In the new Netflix series that was in the top five for a while called “Baby Reindeer,” actor and comedian Richard Gadd plays a fictionalized version of himself and tells the story of his own stalking. But “Baby Reindeer” (2024) is not a story about a stalker. It almost feels like Gadd’s own journey of understanding and coming to terms with his own trauma and sexual assault. And it takes him quite a while. June is supposed to be Men’s Mental Health Awareness Month, and it made me wonder how many men really even register and come to terms with their trauma.

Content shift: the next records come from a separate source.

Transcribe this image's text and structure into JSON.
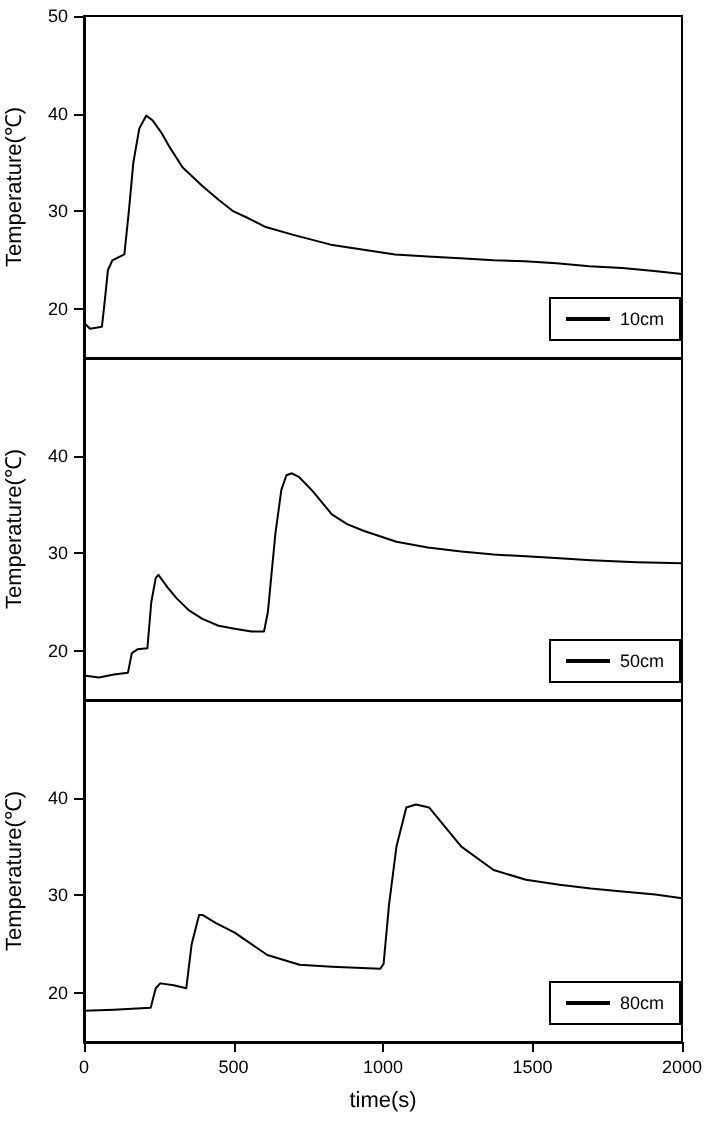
{
  "chart_data": [
    {
      "type": "line",
      "ylabel": "Temperature(℃)",
      "xlim": [
        0,
        2000
      ],
      "ylim": [
        15,
        50
      ],
      "yticks": [
        20,
        30,
        40,
        50
      ],
      "tick_labels": "y",
      "legend": "bottom right",
      "marker": "none",
      "line_style": "solid",
      "grid": false,
      "series": [
        {
          "name": "10cm",
          "color": "#000000",
          "x": [
            0,
            20,
            60,
            70,
            80,
            95,
            135,
            150,
            165,
            185,
            208,
            230,
            260,
            288,
            330,
            396,
            450,
            500,
            550,
            608,
            700,
            825,
            930,
            1040,
            1150,
            1258,
            1370,
            1474,
            1580,
            1690,
            1800,
            1907,
            2000
          ],
          "values": [
            18.6,
            18,
            18.2,
            21,
            24,
            25,
            25.6,
            30,
            35,
            38.5,
            39.8,
            39.3,
            38,
            36.5,
            34.5,
            32.6,
            31.2,
            30,
            29.3,
            28.4,
            27.6,
            26.6,
            26.1,
            25.6,
            25.4,
            25.2,
            25,
            24.9,
            24.7,
            24.4,
            24.2,
            23.9,
            23.6
          ]
        }
      ]
    },
    {
      "type": "line",
      "ylabel": "Temperature(℃)",
      "xlim": [
        0,
        2000
      ],
      "ylim": [
        15,
        50
      ],
      "yticks": [
        20,
        30,
        40
      ],
      "tick_labels": "y",
      "legend": "bottom right",
      "marker": "none",
      "line_style": "solid",
      "grid": false,
      "series": [
        {
          "name": "50cm",
          "color": "#000000",
          "x": [
            0,
            50,
            100,
            147,
            160,
            180,
            212,
            225,
            240,
            249,
            280,
            310,
            350,
            396,
            450,
            504,
            560,
            602,
            615,
            640,
            660,
            677,
            695,
            720,
            764,
            829,
            880,
            937,
            1045,
            1150,
            1262,
            1370,
            1478,
            1590,
            1695,
            1850,
            2000
          ],
          "values": [
            17.5,
            17.3,
            17.6,
            17.8,
            19.8,
            20.2,
            20.3,
            25,
            27.5,
            27.8,
            26.5,
            25.4,
            24.2,
            23.3,
            22.6,
            22.3,
            22,
            22,
            24,
            32,
            36.5,
            38,
            38.2,
            37.8,
            36.4,
            34,
            33,
            32.3,
            31.2,
            30.6,
            30.2,
            29.9,
            29.7,
            29.5,
            29.3,
            29.1,
            29
          ]
        }
      ]
    },
    {
      "type": "line",
      "xlabel": "time(s)",
      "ylabel": "Temperature(℃)",
      "xlim": [
        0,
        2000
      ],
      "ylim": [
        15,
        50
      ],
      "xticks": [
        0,
        500,
        1000,
        1500,
        2000
      ],
      "yticks": [
        20,
        30,
        40
      ],
      "legend": "bottom right",
      "marker": "none",
      "line_style": "solid",
      "grid": false,
      "series": [
        {
          "name": "80cm",
          "color": "#000000",
          "x": [
            0,
            100,
            223,
            240,
            255,
            300,
            342,
            360,
            385,
            396,
            440,
            504,
            613,
            721,
            829,
            991,
            1002,
            1020,
            1045,
            1078,
            1110,
            1154,
            1200,
            1262,
            1370,
            1478,
            1590,
            1695,
            1800,
            1911,
            2000
          ],
          "values": [
            18.2,
            18.3,
            18.5,
            20.5,
            21,
            20.8,
            20.5,
            25,
            28,
            28,
            27.2,
            26.2,
            23.9,
            22.9,
            22.7,
            22.5,
            23,
            29,
            35,
            39,
            39.3,
            39,
            37.3,
            35,
            32.6,
            31.6,
            31.1,
            30.7,
            30.4,
            30.1,
            29.7
          ]
        }
      ]
    }
  ]
}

Head bowing low, almost as if confessing to a crime, Donny (Richard Gadd) tells his parents: “I was raped by a man.” The mother breaks down while the father stifles a sob. Josh looks at his father, almost pleading, and vocalizes that one fear that so many men have acted upon, with destructive results. This is the fear of being identified as “less of a man.” In a sad yet poignant scene that follows, Donny’s father, who has been till now shown as angry and rough, tears up, stating his own experience of sexual assault at his Church in an understated way.

The father, who had been so reluctant to show affection openly, hugs Donny at the end of this scene. What caught my attention is how Donny’s glance fixes on the father, seeking his approval, right after the patriarchal figure whose opinion matters, the one whose masculine legacy he is carrying. This legacy, I believe Gadd tries to say, is the legacy of patriarchal conditioning. A legacy that has not simply shaped the ideas of men about gender roles but us as well: we rarely have such blunt, out-there portrayals of struggles where men suffer through vulnerable mental states. And it is, in fact, so deeply rooted that very often, men do not acknowledge it either. Donny has nurtured this fear so much that he does everything but talk about it or accept it.

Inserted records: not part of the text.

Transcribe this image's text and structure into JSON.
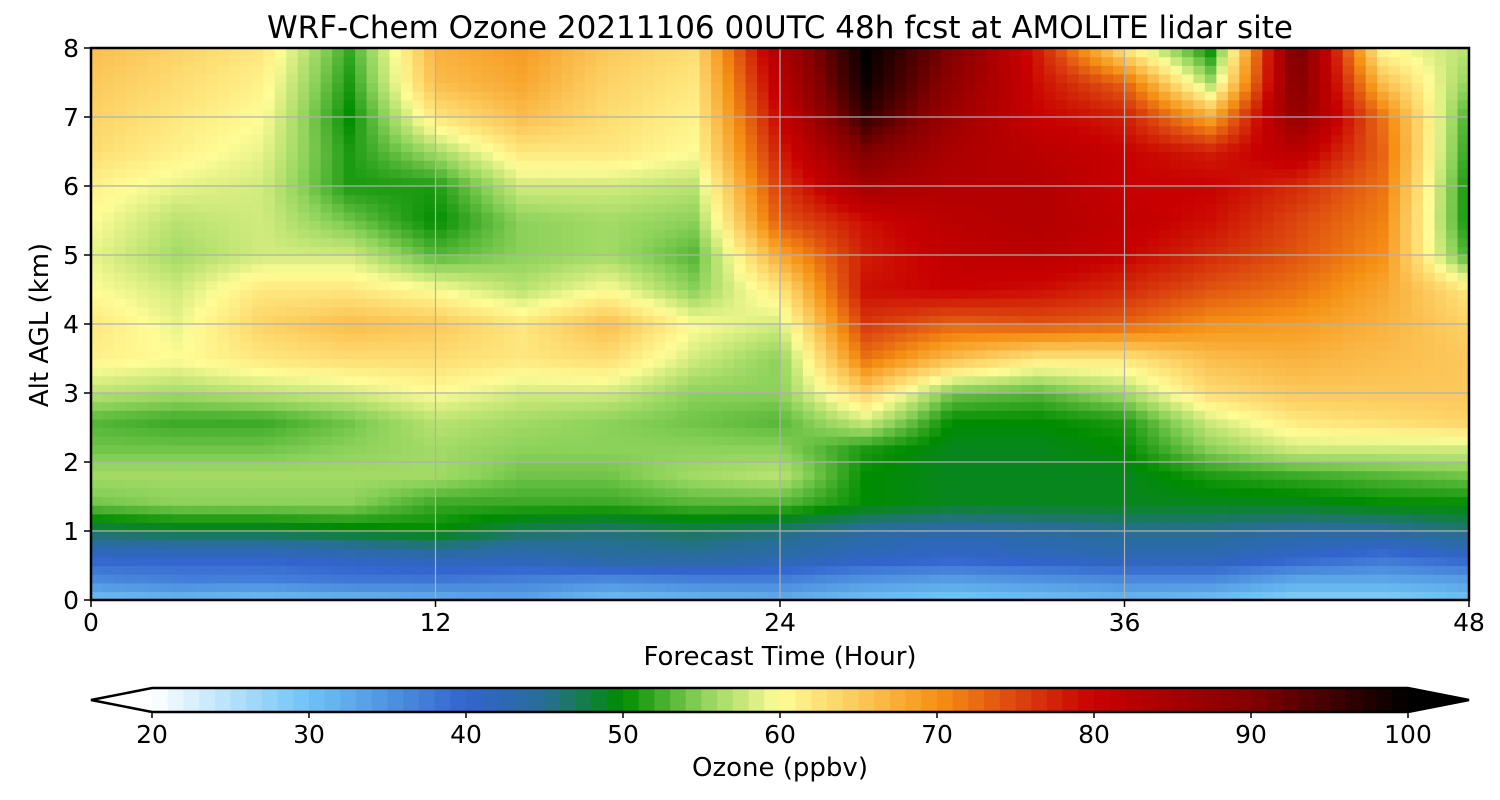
{
  "chart_data": {
    "type": "heatmap",
    "title": "WRF-Chem Ozone  20211106 00UTC 48h fcst at AMOLITE lidar site",
    "xlabel": "Forecast Time (Hour)",
    "ylabel": "Alt AGL (km)",
    "xlim": [
      0,
      48
    ],
    "ylim": [
      0,
      8
    ],
    "xticks": [
      "0",
      "12",
      "24",
      "36",
      "48"
    ],
    "yticks": [
      "0",
      "1",
      "2",
      "3",
      "4",
      "5",
      "6",
      "7",
      "8"
    ],
    "grid": true,
    "x": [
      0,
      3,
      6,
      9,
      12,
      15,
      18,
      21,
      24,
      27,
      30,
      33,
      36,
      39,
      42,
      45,
      48
    ],
    "y": [
      0,
      0.3,
      0.6,
      1.0,
      1.4,
      1.8,
      2.2,
      2.6,
      3.0,
      3.5,
      4.0,
      4.5,
      5.0,
      5.5,
      6.0,
      6.5,
      7.0,
      7.5,
      8.0
    ],
    "values": [
      [
        30,
        31,
        30,
        31,
        32,
        33,
        30,
        31,
        32,
        30,
        29,
        30,
        31,
        30,
        28,
        28,
        30
      ],
      [
        36,
        37,
        37,
        38,
        38,
        37,
        36,
        37,
        37,
        35,
        34,
        35,
        36,
        36,
        33,
        33,
        34
      ],
      [
        40,
        40,
        40,
        41,
        42,
        42,
        44,
        44,
        43,
        41,
        40,
        41,
        42,
        42,
        40,
        38,
        40
      ],
      [
        47,
        48,
        48,
        49,
        50,
        47,
        46,
        47,
        46,
        44,
        43,
        44,
        45,
        45,
        44,
        44,
        46
      ],
      [
        54,
        55,
        55,
        55,
        52,
        52,
        52,
        53,
        53,
        50,
        49,
        49,
        49,
        49,
        49,
        50,
        50
      ],
      [
        56,
        56,
        56,
        56,
        56,
        54,
        54,
        56,
        57,
        50,
        49,
        49,
        49,
        51,
        52,
        53,
        54
      ],
      [
        54,
        54,
        54,
        55,
        56,
        55,
        55,
        55,
        55,
        51,
        49,
        49,
        50,
        55,
        58,
        58,
        58
      ],
      [
        53,
        52,
        52,
        54,
        57,
        56,
        55,
        54,
        53,
        58,
        50,
        50,
        51,
        58,
        62,
        63,
        64
      ],
      [
        57,
        56,
        57,
        58,
        60,
        58,
        58,
        55,
        55,
        64,
        54,
        53,
        56,
        63,
        65,
        65,
        65
      ],
      [
        61,
        60,
        62,
        63,
        63,
        62,
        63,
        58,
        55,
        72,
        66,
        62,
        62,
        66,
        67,
        66,
        65
      ],
      [
        62,
        59,
        64,
        66,
        65,
        62,
        66,
        60,
        58,
        76,
        73,
        74,
        73,
        70,
        69,
        67,
        64
      ],
      [
        60,
        58,
        62,
        62,
        60,
        57,
        60,
        55,
        62,
        79,
        80,
        79,
        77,
        74,
        72,
        68,
        62
      ],
      [
        59,
        56,
        58,
        58,
        53,
        55,
        56,
        53,
        68,
        78,
        81,
        82,
        80,
        77,
        74,
        70,
        52
      ],
      [
        60,
        57,
        58,
        54,
        50,
        55,
        56,
        55,
        74,
        79,
        82,
        83,
        81,
        79,
        75,
        71,
        50
      ],
      [
        61,
        59,
        58,
        51,
        51,
        58,
        58,
        57,
        76,
        85,
        83,
        83,
        80,
        80,
        77,
        72,
        50
      ],
      [
        63,
        61,
        59,
        51,
        56,
        62,
        62,
        60,
        78,
        90,
        84,
        82,
        80,
        78,
        82,
        73,
        51
      ],
      [
        64,
        62,
        60,
        50,
        62,
        66,
        63,
        61,
        80,
        96,
        86,
        80,
        78,
        68,
        88,
        72,
        52
      ],
      [
        65,
        63,
        61,
        51,
        66,
        68,
        64,
        62,
        82,
        99,
        88,
        79,
        73,
        56,
        90,
        66,
        55
      ],
      [
        66,
        64,
        62,
        52,
        67,
        69,
        65,
        63,
        84,
        100,
        90,
        78,
        62,
        50,
        92,
        60,
        57
      ]
    ],
    "colorbar": {
      "label": "Ozone  (ppbv)",
      "ticks": [
        "20",
        "30",
        "40",
        "50",
        "60",
        "70",
        "80",
        "90",
        "100"
      ],
      "min": 20,
      "max": 100,
      "extend": "both"
    }
  }
}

Therefore, Donny remains frustrated. He hates himself, punishes himself, and does things he shouldn’t have. It’s tragic, but it is also ‘my fault,’ he tries to say. The victim blames himself, but it is not just shame and sexuality that he is scared of; it is also the truth. So he builds one for himself where he has control over it all. Donny is not ready to report his stalker in the beginning, especially because it would also mean accepting his previous brutal sexual assault.

Watching “Baby Reindeer” took me back to a movie I watched last winter – a movie that made some noise during the Oscars: “May December” (2023). If “Baby Reindeer” criticizes society because of the conditioning of individuals, Todd Haynes’  “May December” shows us something we do as a society that is far more cruel: the sensationalization of crimes (like grooming ) as scandals. We provide more excuses to feed into that conditioning, more excuses for men to repress their victimization.

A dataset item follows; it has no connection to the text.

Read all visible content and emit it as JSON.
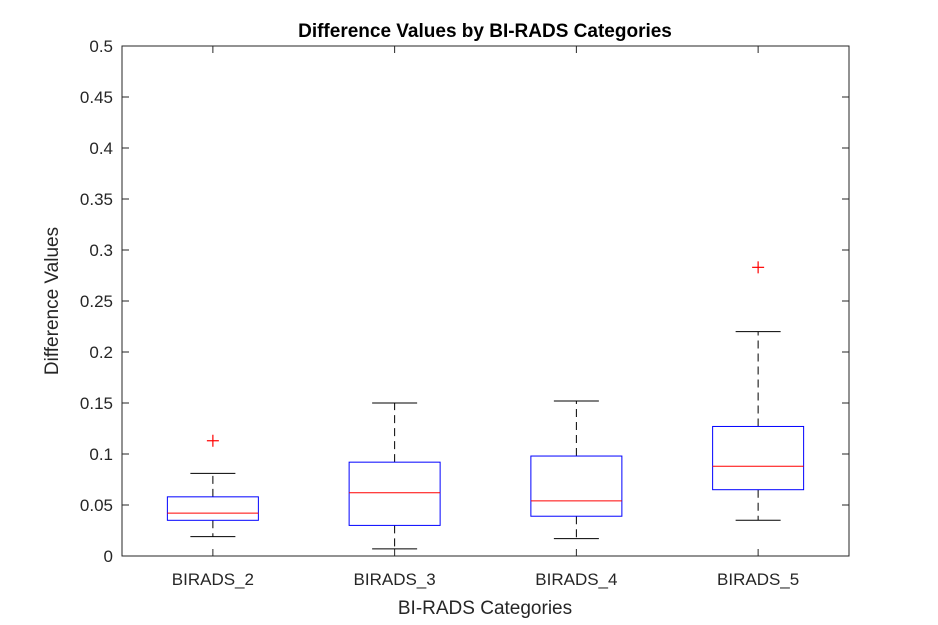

“Less of a Man”: Why We Need More Narratives Like ‘Baby Reindeer’ and ‘May December’?
A still from “Baby Reindeer” streaming on Netflix.

You seduced me,” says Juliane Moore’s character, Gracie, blaming Melton’s Joe when he finally starts registering that he was actually groomed and it was not love like Joe has believed since he was thirteen. The movie’s premise focuses on how Natalie Portman’s Elizabeth (a professional actor) enters into the picture years after the crime, which is polished and packaged in a way to make it sensationalized: a scandal. Much like a true crime aficionado or a method actor, Natalie Portman’s Elizabeth visits the family to understand what made Gracie the way she is. Yet, what the movie leaves us with is the question of: does it really matter?

The reception of reality changes because no one around sees the exploitation as an actual crime but a scandal. The reception is wholly dependent on who holds the power to the narrative – who can manipulate the narrative enough to make it seem like not a big deal. When Elizabeth enters the existing narrative in the world inhabited by Grace and Joe, and there is immediate turbulence, the neighbors insist on letting them be. Much does not change, and most people, including Grace, still hold that power by the end, as it is presented in the last scene when the two women face each other. What does end up happening through Elizabeth’s intrusion into their lives is that the narrative is finally deconstructed by the victim, who had, for years, been manipulated into believing that being groomed at a young age was, in fact, “love.”

“May December” serves as a reminder not to sensationalize crime and psychoanalyze criminals while being inconsiderate of victims. Watching “Baby Reindeer” enabled me to understand how much more we contribute as a society to the suppression of men’s trauma and mental health – to the extent that they do not register it. For there to be more conversations, we need more movies that acknowledge and talk about men’s mental health and trauma without sensationalization, glorification, or simple character studies.

We need more media narratives that acknowledge the brutal outcome of the patriarchal oppression of men themselves, even in today’s time. In both narratives, we are made to understand it is not about the crime or trauma itself but the inability to even register these experiences. Both narratives do not blame or disrespect a particular gender but institutions and society that allow for repression and crime to take place. The ending scene of “Baby Reindeer” suggests how crime might as well be a cycle. It is only when we encourage and acknowledge such portrayals and discussions that we can combat the evils of patriarchy and our own perceptions of gender roles and conditioning that affect the entire spectrum of gender.

Disclaimer: It is, however, important to look at the trigger warnings before watching either of the works.